Lopez (2010), ilkokul 3. ve 5. sınıfta yabancı dil (okuma) ve matematik dersinde akıllı tahta kullanımının etkilerini araştırmıştır. Uygulama sonrasında akıllı tahta teknolojisinin öğrencilerin performansını oldukça arttırdığı gözlemlenmiştir. Ayrıca akıllı tahta kullanımının öğrencilerin akademik başarılarında da artış sağladığı tespit edilmiştir. Araştırma sonunda akıllı tahtanın kesinlikle öğrencilerin performansını arttırdığı sonucuna ulaşılmıştır. Araştırmacı, aynı ünite konusunda geleneksel sınıf ortamı ile akıllı tahta kullanılan sınıf ortamının kıyaslanması ve akıllı

tahta kullanılan sınıflardaki öğrenim süresi ile geleneksel sınıf ortamındaki öğrenim sürelerinin araştırılması gerektiğini vurgulamıştır.

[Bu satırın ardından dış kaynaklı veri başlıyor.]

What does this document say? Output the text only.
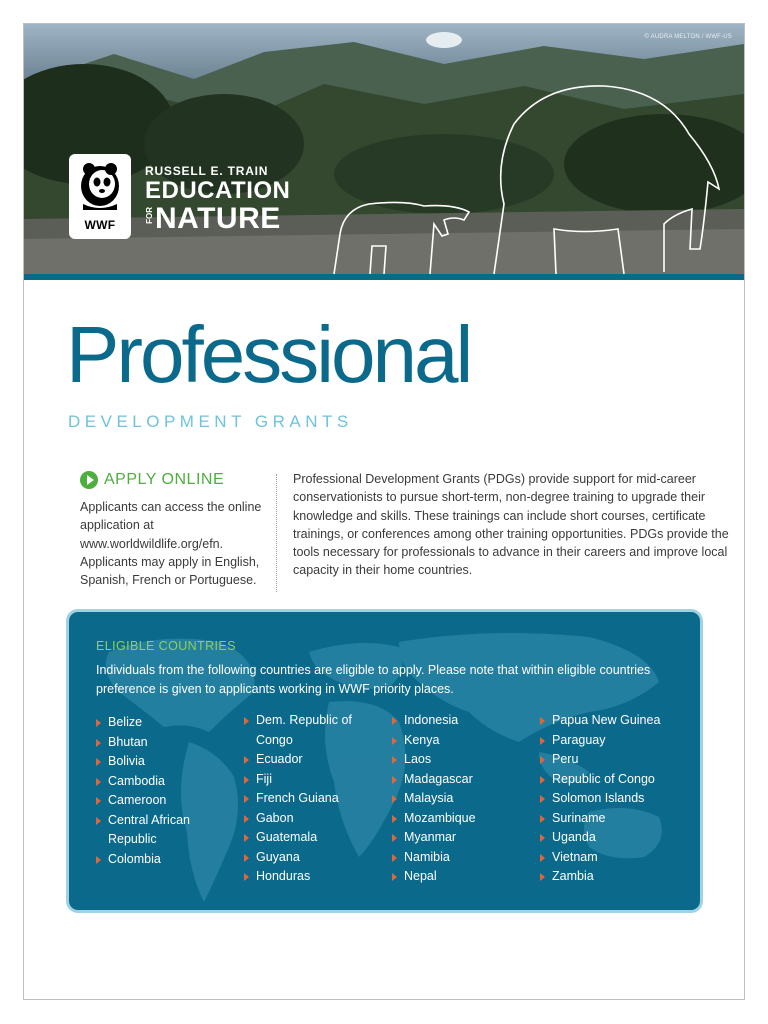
© AUDRA MELTON / WWF-US
WWF
RUSSELL E. TRAIN
EDUCATION
FOR NATURE
Professional
DEVELOPMENT GRANTS
APPLY ONLINE
Applicants can access the online application at www.worldwildlife.org/efn. Applicants may apply in English, Spanish, French or Portuguese.
Professional Development Grants (PDGs) provide support for mid-career conservationists to pursue short-term, non-degree training to upgrade their knowledge and skills. These trainings can include short courses, certificate trainings, or conferences among other training opportunities. PDGs provide the tools necessary for professionals to advance in their careers and improve local capacity in their home countries.
ELIGIBLE COUNTRIES
Individuals from the following countries are eligible to apply. Please note that within eligible countries preference is given to applicants working in WWF priority places.
Belize
Bhutan
Bolivia
Cambodia
Cameroon
Central African Republic
Colombia
Dem. Republic of Congo
Ecuador
Fiji
French Guiana
Gabon
Guatemala
Guyana
Honduras
Indonesia
Kenya
Laos
Madagascar
Malaysia
Mozambique
Myanmar
Namibia
Nepal
Papua New Guinea
Paraguay
Peru
Republic of Congo
Solomon Islands
Suriname
Uganda
Vietnam
Zambia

Wall Higgins ve Smith’in (2005) yaptıkları çalışmanın amacı; öğrencilerin akıllı tahtalar ve bu araçların öğretme ve öğrenme üzerinde yapabileceği etkileri ile ilgili görüşleri hakkında bilgi toplamaktır. Araştırmanın örneklemini akıllı tahtayı en az 1 yıl kullanmış olan 6. sınıf düzeyinde 80 öğrenci oluşturmaktadır. Bu makalede elde edilen veriler, akıllı tahtaların öğrencilerin çoğunluğu tarafından pek çok farklı nedenle olumlu algılandığını ortaya koymaktadır. Öğrenci katılımı ve akıllı tahtanın kullanımından yararlanıldığında akıllı tahtaların öğrenme sürecinin başlatılması ve kolaylaştırılmasında etkin araçlar olduğu ortaya koyulmuştur. Akıllı tahtalar ve öğrencilerin öğrenmeyle ilgili görüşleri arasında bir ilişki olduğu ve görsel ve sözel- sosyal öğrenimin özellikle öne çıktığı sonucuna varılmıştır. Bilgilerin sunuluş biçimi, bilhassa renk ve hareket kullanımı öğrenciler tarafından güdülendirici bulunmuştur ve dikkati kuvvetlendirdiği düşünülmüştür.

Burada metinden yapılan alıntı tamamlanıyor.